У Мандельштама: "Прославим роковое бремя,/Которое в слезах народный вождь берет". О бремени власти Мец добавляет:
"Следующий стих в «Гимне» — «Ее невыносимый гнет» — дает некую дополнительную окраску, если взглянуть на него сквозь призму того же сюжета Чисел: «Я один не могу нести всего народа сего; потому что он тяжел для меня» (Числа 11-14)".
Библейскую лексику исследователь совершенно справедливо увязывает и с разбираемым нами стихотворением:
"В речи патриарх уподобил себя Моисею, выводящему народ из Египта, что у Мандельштама получило резонанс в другом ноябрьском стихотворении – «Среди священников левитом молодым…», также косвенно связанном с избранием патриарха. Оно было посвящено поборнику восстановления патриаршества А. В. Карташеву".

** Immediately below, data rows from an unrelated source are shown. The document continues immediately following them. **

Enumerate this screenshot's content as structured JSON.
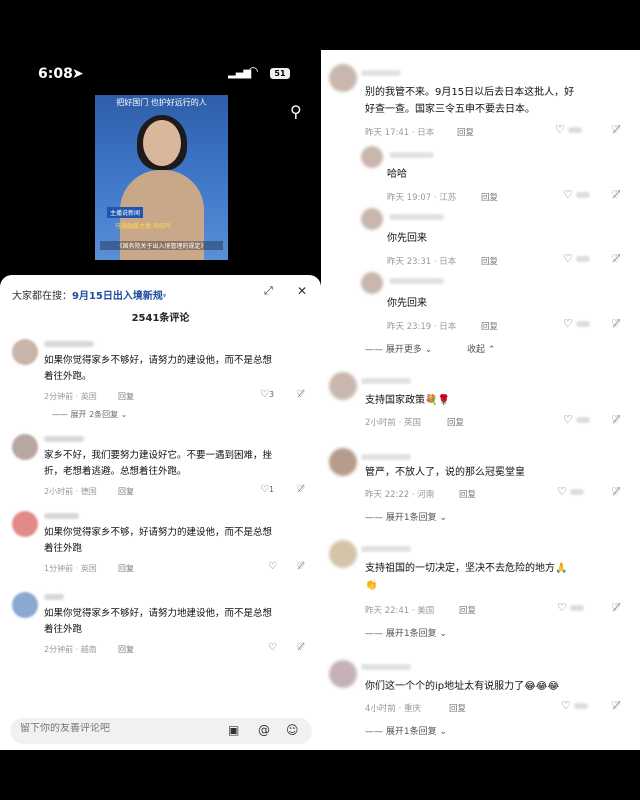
{
  "status_bar": {
    "time": "6:08",
    "battery": "51"
  },
  "video": {
    "headline": "把好国门 也护好远行的人",
    "tag": "主播说新闻",
    "anchor_name": "马海融媒主播 冉晓丹",
    "caption": "《国务院关于出入境管理的规定》"
  },
  "sheet": {
    "hot_search_label": "大家都在搜：",
    "hot_search_query": "9月15日出入境新规",
    "comment_count": "2541条评论",
    "input_placeholder": "留下你的友善评论吧"
  },
  "left_comments": [
    {
      "text_lines": [
        "如果你觉得家乡不够好，请努力的建设他，而不是总想",
        "着往外跑。"
      ],
      "meta": "2分钟前 · 英国",
      "reply": "回复",
      "likes": "3",
      "more": "展开 2条回复"
    },
    {
      "text_lines": [
        "家乡不好，我们要努力建设好它。不要一遇到困难，挫",
        "折，老想着逃避。总想着往外跑。"
      ],
      "meta": "2小时前 · 德国",
      "reply": "回复",
      "likes": "1",
      "more": ""
    },
    {
      "text_lines": [
        "如果你觉得家乡不够，好请努力的建设他，而不是总想",
        "着往外跑"
      ],
      "meta": "1分钟前 · 英国",
      "reply": "回复",
      "likes": "",
      "more": ""
    },
    {
      "text_lines": [
        "如果你觉得家乡不够好，请努力地建设他，而不是总想",
        "着往外跑"
      ],
      "meta": "2分钟前 · 越南",
      "reply": "回复",
      "likes": "",
      "more": ""
    }
  ],
  "right_comments": [
    {
      "text_lines": [
        "别的我管不来。9月15日以后去日本这批人，好",
        "好查一查。国家三令五申不要去日本。"
      ],
      "meta": "昨天 17:41 · 日本",
      "reply": "回复"
    },
    {
      "text_lines": [
        "哈哈"
      ],
      "meta": "昨天 19:07 · 江苏",
      "reply": "回复"
    },
    {
      "text_lines": [
        "你先回来"
      ],
      "meta": "昨天 23:31 · 日本",
      "reply": "回复"
    },
    {
      "text_lines": [
        "你先回来"
      ],
      "meta": "昨天 23:19 · 日本",
      "reply": "回复"
    },
    {
      "text_lines": [
        "支持国家政策💐🌹"
      ],
      "meta": "2小时前 · 英国",
      "reply": "回复"
    },
    {
      "text_lines": [
        "管严，不放人了，说的那么冠冕堂皇"
      ],
      "meta": "昨天 22:22 · 河南",
      "reply": "回复"
    },
    {
      "text_lines": [
        "支持祖国的一切决定，坚决不去危险的地方🙏",
        "👏"
      ],
      "meta": "昨天 22:41 · 美国",
      "reply": "回复"
    },
    {
      "text_lines": [
        "你们这一个个的ip地址太有说服力了😂😂😂"
      ],
      "meta": "4小时前 · 重庆",
      "reply": "回复"
    }
  ],
  "right_controls": {
    "expand_more": "展开更多",
    "collapse": "收起",
    "expand_one": "展开1条回复"
  }
}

Момент был исторический – восстановление патриаршества в России через 200 лет после его упразднения Петром Великим, что располагало к пафосным, библейским сравнениям. Даже Троцкий, описывая в своей "Истории русской революции" сложные взаимосвязи между Временным правительством и Исполкомом Петросовета в феврале-марте 1917 года, упоминает Мережковского и отмечает характерную для этого круга библейскую лексику:
"Небезызвестный мистический писатель Мережковский нашел прецедент для такого режима только в ветхом завете: при царях Израиля состояли пророки."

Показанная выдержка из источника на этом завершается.